Annual COVID-19 boosters continue to provide meaningful protection, study says

Even among people with residual immune protection from past infections, vaccinations, or both, updated COVID-19 boosters provided additional protection against hospitalisation.

  • 23 June 2026
  • 3 min read
  • by Linda Geddes
Photo by Towfiqu barbhuiya on Unsplash
Photo by Towfiqu barbhuiya on Unsplash
 

 

At a glance

  • Adults who received the 2025–2026 COVID-19 vaccine were around 55% less likely to be hospitalised with COVID-related disease and 50% less likely to require emergency or urgent care than those who did not receive it.
  • Because many participants were likely to have had residual protection from previous infections, earlier vaccinations, or both, the results likely reflect the vaccine’s added benefit on top of this existing immunity.
  • The study suggests updated boosters can still provide meaningful additional protection against COVID-19, particularly for people at higher risk of severe illness.

As the COVID-19 pandemic recedes further into many people’s memories, health authorities face an important question: do COVID-19 booster vaccinations still provide meaningful benefits in populations that have been repeatedly vaccinated, infected, or both?
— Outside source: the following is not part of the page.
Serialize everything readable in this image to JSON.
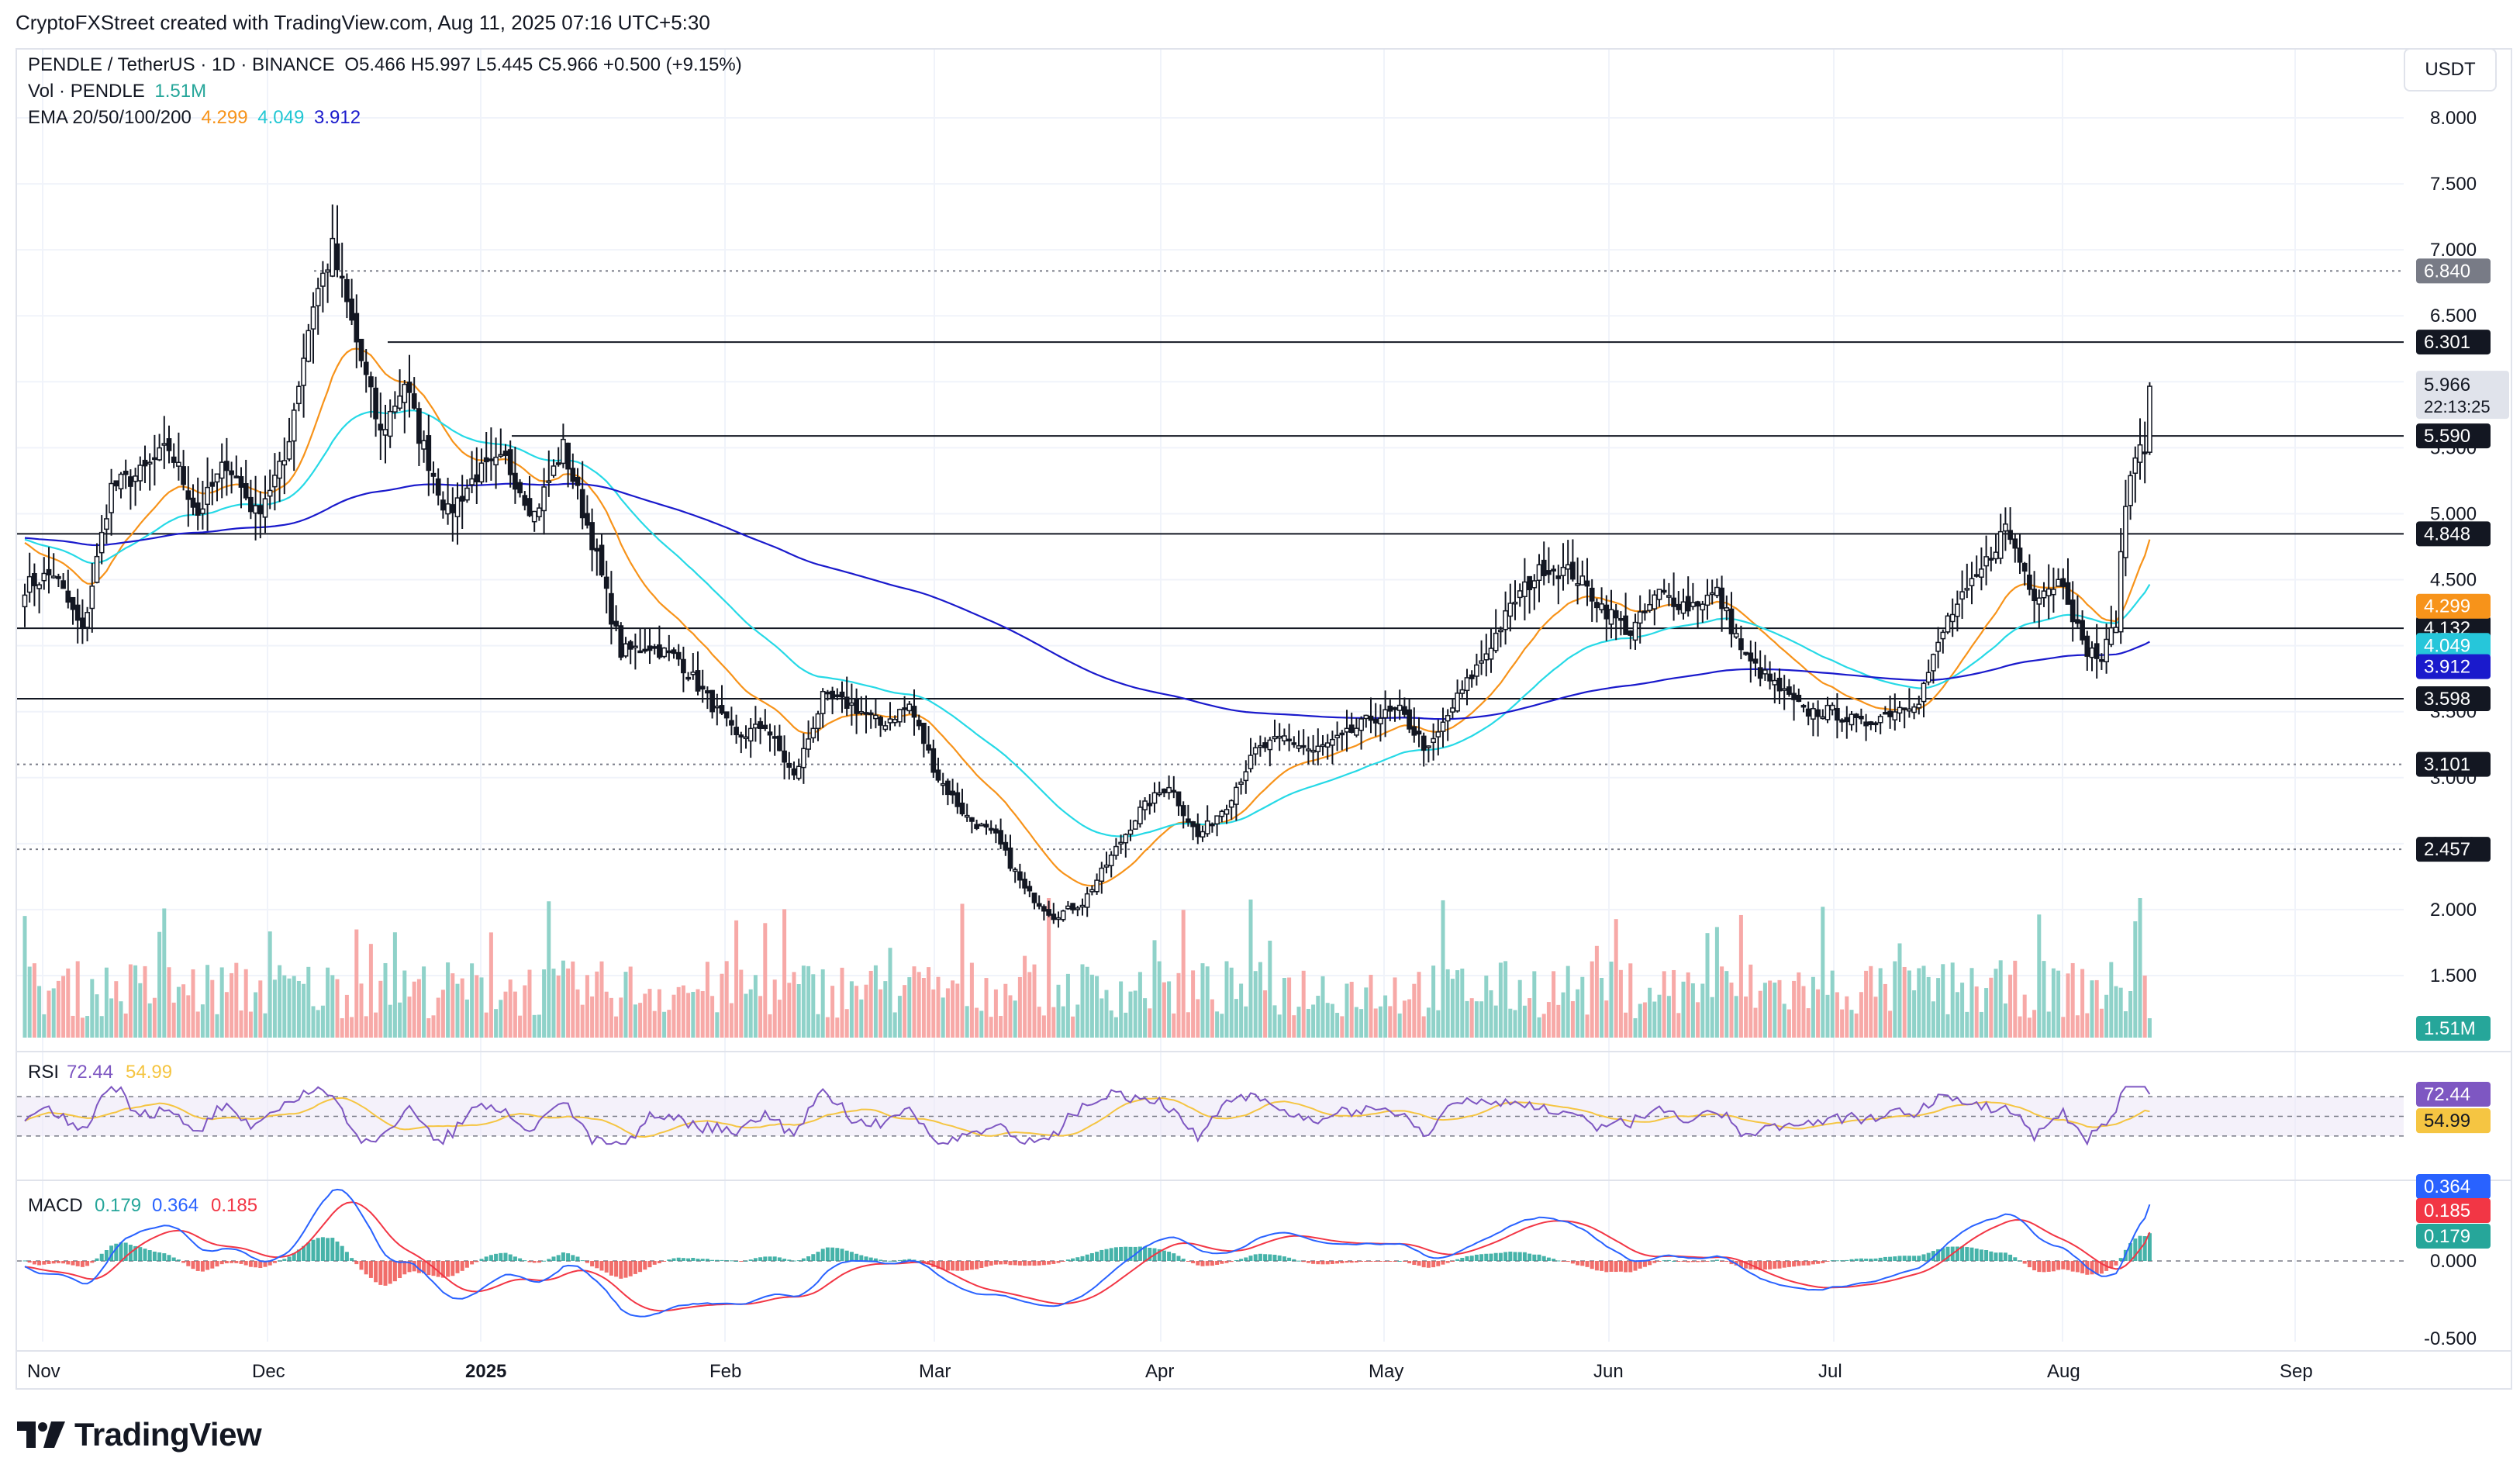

The study helps address a question many countries face as COVID-19 continues to circulate: whether annual booster campaigns continue to provide meaningful protection against severe disease.

A new study suggests they do. Researchers found that the 2025-26 COVID-19 vaccine formulation reduced the risk of COVID-related hospitalisation by 55% and emergency department or urgent care visits by 50%, even though many participants were likely to have had some pre-existing immunity.
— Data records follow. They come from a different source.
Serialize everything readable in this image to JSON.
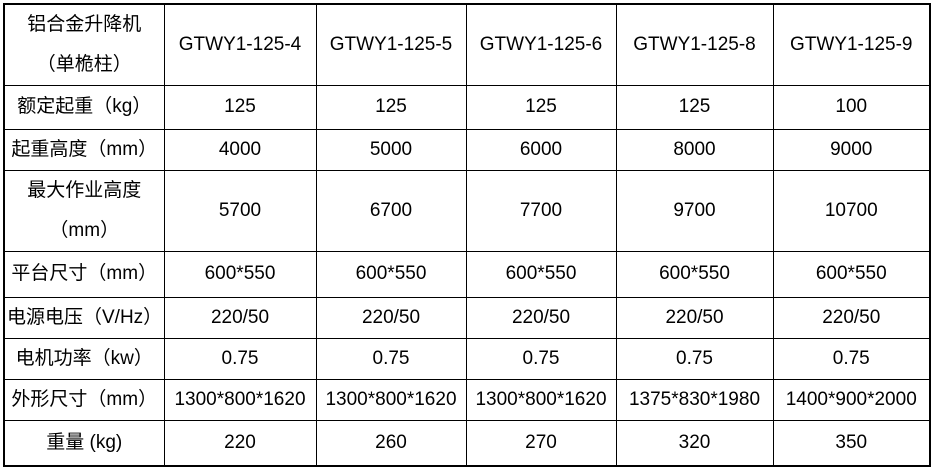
{
  "table": {
    "header": {
      "title": "铝合金升降机\n（单桅柱）",
      "models": [
        "GTWY1-125-4",
        "GTWY1-125-5",
        "GTWY1-125-6",
        "GTWY1-125-8",
        "GTWY1-125-9"
      ]
    },
    "rows": [
      {
        "label": "额定起重（kg）",
        "values": [
          "125",
          "125",
          "125",
          "125",
          "100"
        ]
      },
      {
        "label": "起重高度（mm）",
        "values": [
          "4000",
          "5000",
          "6000",
          "8000",
          "9000"
        ]
      },
      {
        "label": "最大作业高度\n（mm）",
        "values": [
          "5700",
          "6700",
          "7700",
          "9700",
          "10700"
        ]
      },
      {
        "label": "平台尺寸（mm）",
        "values": [
          "600*550",
          "600*550",
          "600*550",
          "600*550",
          "600*550"
        ]
      },
      {
        "label": "电源电压（V/Hz）",
        "values": [
          "220/50",
          "220/50",
          "220/50",
          "220/50",
          "220/50"
        ]
      },
      {
        "label": "电机功率（kw）",
        "values": [
          "0.75",
          "0.75",
          "0.75",
          "0.75",
          "0.75"
        ]
      },
      {
        "label": "外形尺寸（mm）",
        "values": [
          "1300*800*1620",
          "1300*800*1620",
          "1300*800*1620",
          "1375*830*1980",
          "1400*900*2000"
        ]
      },
      {
        "label": "重量 (kg)",
        "values": [
          "220",
          "260",
          "270",
          "320",
          "350"
        ]
      }
    ],
    "colors": {
      "border": "#000000",
      "text": "#000000",
      "background": "#ffffff"
    }
  }
}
The findings suggest annual boosters still provide an important added layer of protection, particularly for people at high risk of severe COVID-19.
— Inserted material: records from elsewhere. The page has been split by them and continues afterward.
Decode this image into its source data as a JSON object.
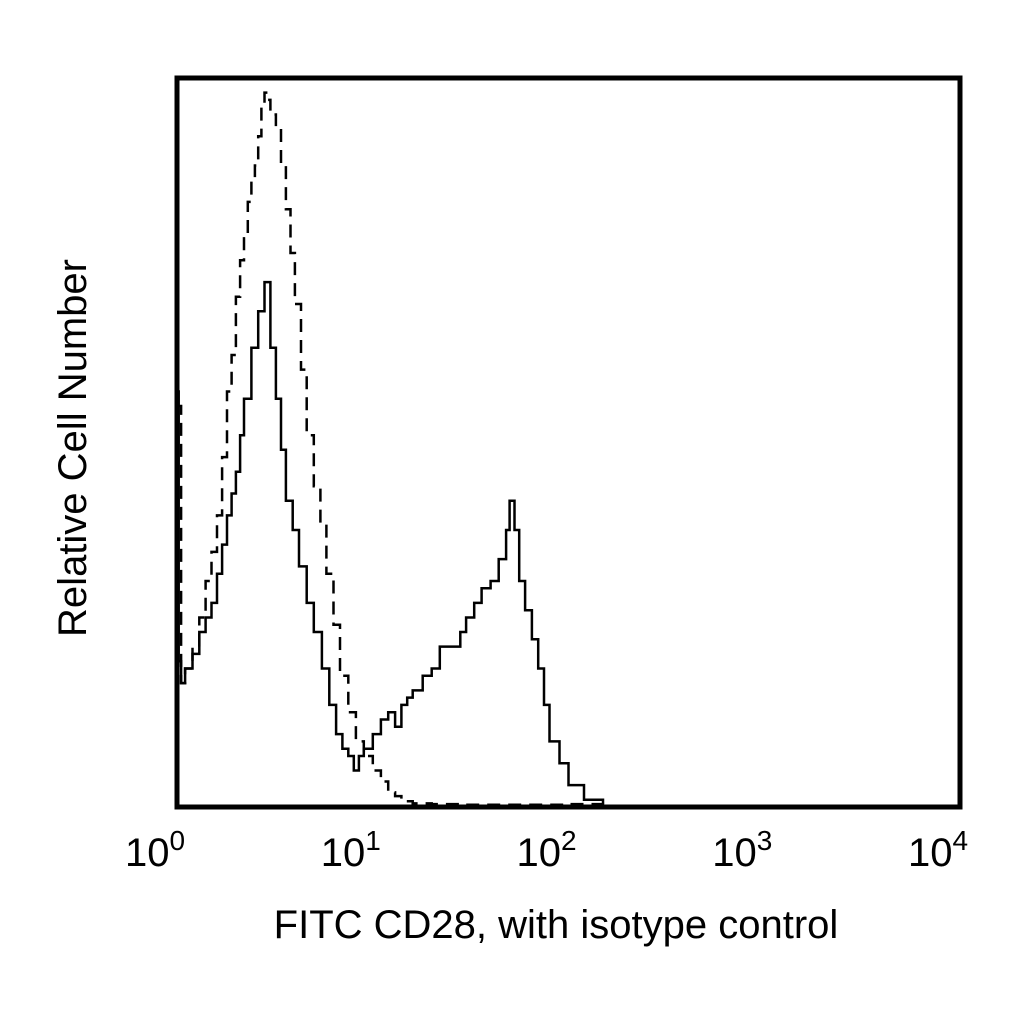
{
  "chart_data": {
    "type": "line",
    "title": "",
    "xlabel": "FITC CD28, with isotype control",
    "ylabel": "Relative Cell Number",
    "xscale": "log",
    "xlim": [
      1,
      10000
    ],
    "ylim": [
      0,
      100
    ],
    "grid": false,
    "legend": "none",
    "x_ticks": [
      {
        "base": "10",
        "exp": "0",
        "value": 1
      },
      {
        "base": "10",
        "exp": "1",
        "value": 10
      },
      {
        "base": "10",
        "exp": "2",
        "value": 100
      },
      {
        "base": "10",
        "exp": "3",
        "value": 1000
      },
      {
        "base": "10",
        "exp": "4",
        "value": 10000
      }
    ],
    "series": [
      {
        "style": "dashed",
        "color": "#000000",
        "x": [
          1.0,
          1.05,
          1.1,
          1.2,
          1.3,
          1.4,
          1.5,
          1.6,
          1.7,
          1.8,
          1.9,
          2.0,
          2.1,
          2.2,
          2.3,
          2.4,
          2.5,
          2.6,
          2.7,
          2.8,
          2.9,
          3.0,
          3.2,
          3.4,
          3.6,
          3.8,
          4.0,
          4.3,
          4.6,
          5.0,
          5.4,
          5.8,
          6.3,
          6.8,
          7.5,
          8.2,
          9.0,
          10.0,
          11.0,
          12.0,
          13.0,
          14.0,
          16.0,
          20.0,
          30.0,
          50.0,
          80.0,
          100.0,
          150.0
        ],
        "y": [
          55,
          17,
          19,
          22,
          26,
          31,
          35,
          40,
          48,
          57,
          62,
          70,
          75,
          78,
          83,
          86,
          88,
          92,
          96,
          98,
          97,
          95,
          93,
          88,
          82,
          76,
          69,
          60,
          51,
          44,
          39,
          32,
          25,
          18,
          13,
          9,
          7,
          5,
          3.5,
          2,
          1.5,
          0.8,
          0.5,
          0.4,
          0.3,
          0.3,
          0.3,
          0.4,
          0.3
        ]
      },
      {
        "style": "solid",
        "color": "#000000",
        "x": [
          1.0,
          1.02,
          1.05,
          1.1,
          1.2,
          1.3,
          1.4,
          1.5,
          1.6,
          1.7,
          1.8,
          1.9,
          2.0,
          2.1,
          2.2,
          2.4,
          2.6,
          2.8,
          3.0,
          3.2,
          3.4,
          3.6,
          3.9,
          4.2,
          4.6,
          5.0,
          5.5,
          6.0,
          6.5,
          7.0,
          7.5,
          8.0,
          8.5,
          9.0,
          10.0,
          11.0,
          12.0,
          13.0,
          14.0,
          15.0,
          16.0,
          18.0,
          20.0,
          22.0,
          25.0,
          28.0,
          30.0,
          33.0,
          36.0,
          40.0,
          44.0,
          48.0,
          50.0,
          53.0,
          56.0,
          60.0,
          65.0,
          70.0,
          75.0,
          80.0,
          90.0,
          100.0,
          120.0,
          150.0
        ],
        "y": [
          57,
          20,
          17,
          19,
          21,
          24,
          26,
          28,
          32,
          36,
          40,
          43,
          46,
          51,
          56,
          63,
          68,
          72,
          63,
          56,
          49,
          42,
          38,
          33,
          28,
          24,
          19,
          14,
          10,
          8,
          7,
          5,
          7,
          8,
          10,
          12,
          13,
          11,
          14,
          15,
          16,
          18,
          19,
          22,
          22,
          24,
          26,
          28,
          30,
          31,
          34,
          38,
          42,
          38,
          31,
          27,
          23,
          19,
          14,
          9,
          6,
          3,
          1,
          0.5
        ]
      }
    ]
  }
}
Are COVID-19 boosters worth it?

Health authorities routinely monitor vaccine effectiveness to determine how well existing or updated formulations perform in real-world settings. This data helps to inform decisions about vaccination recommendations, including the utility of seasonal booster campaigns.

In May 2025, the US Food and Drug Administration recommended that vaccine manufacturers update their COVID-19 vaccines to target the JN.1 family of variants, whose descendants continue to circulate widely today. Updated vaccines became available later that year.

To investigate how well these reformulated vaccines were performing, Dr Ryan Wiegand at the Centers for Disease Control and Prevention in Atlanta, US, and colleagues analysed data from more than 110,000 emergency department visits and hospital admissions among adults with COVID-19-like illness across seven US states between September and December 2025.

The research, published in JAMA Network Open, found that adults who received the 2025–2026 vaccine were around 55% less likely to be hospitalised with COVID-19 and 50% less likely to require emergency or urgent care than those who had not received the updated vaccine.

“The findings demonstrate the added benefit of 2025–2026 COVID-19 vaccination irrespective of protection conferred by previous COVID-19 vaccination or SARS-CoV-2 infection,” the researchers said.

What do these findings mean for ongoing COVID-19 vaccination programmes?

The study helps address a question many countries face as COVID-19 continues to circulate: whether annual booster campaigns continue to provide meaningful protection against severe disease.

The authors said the findings were particularly relevant because SARS-CoV-2 circulation increased shortly before the updated vaccines became available, meaning many of those in the study may have acquired additional immunity through recent infection.

“Vaccine effectiveness should therefore be interpreted as the added benefit of 2025–2026 COVID-19 vaccination in a population with high levels of infection-induced immunity, vaccine-induced immunity, or both,” they wrote.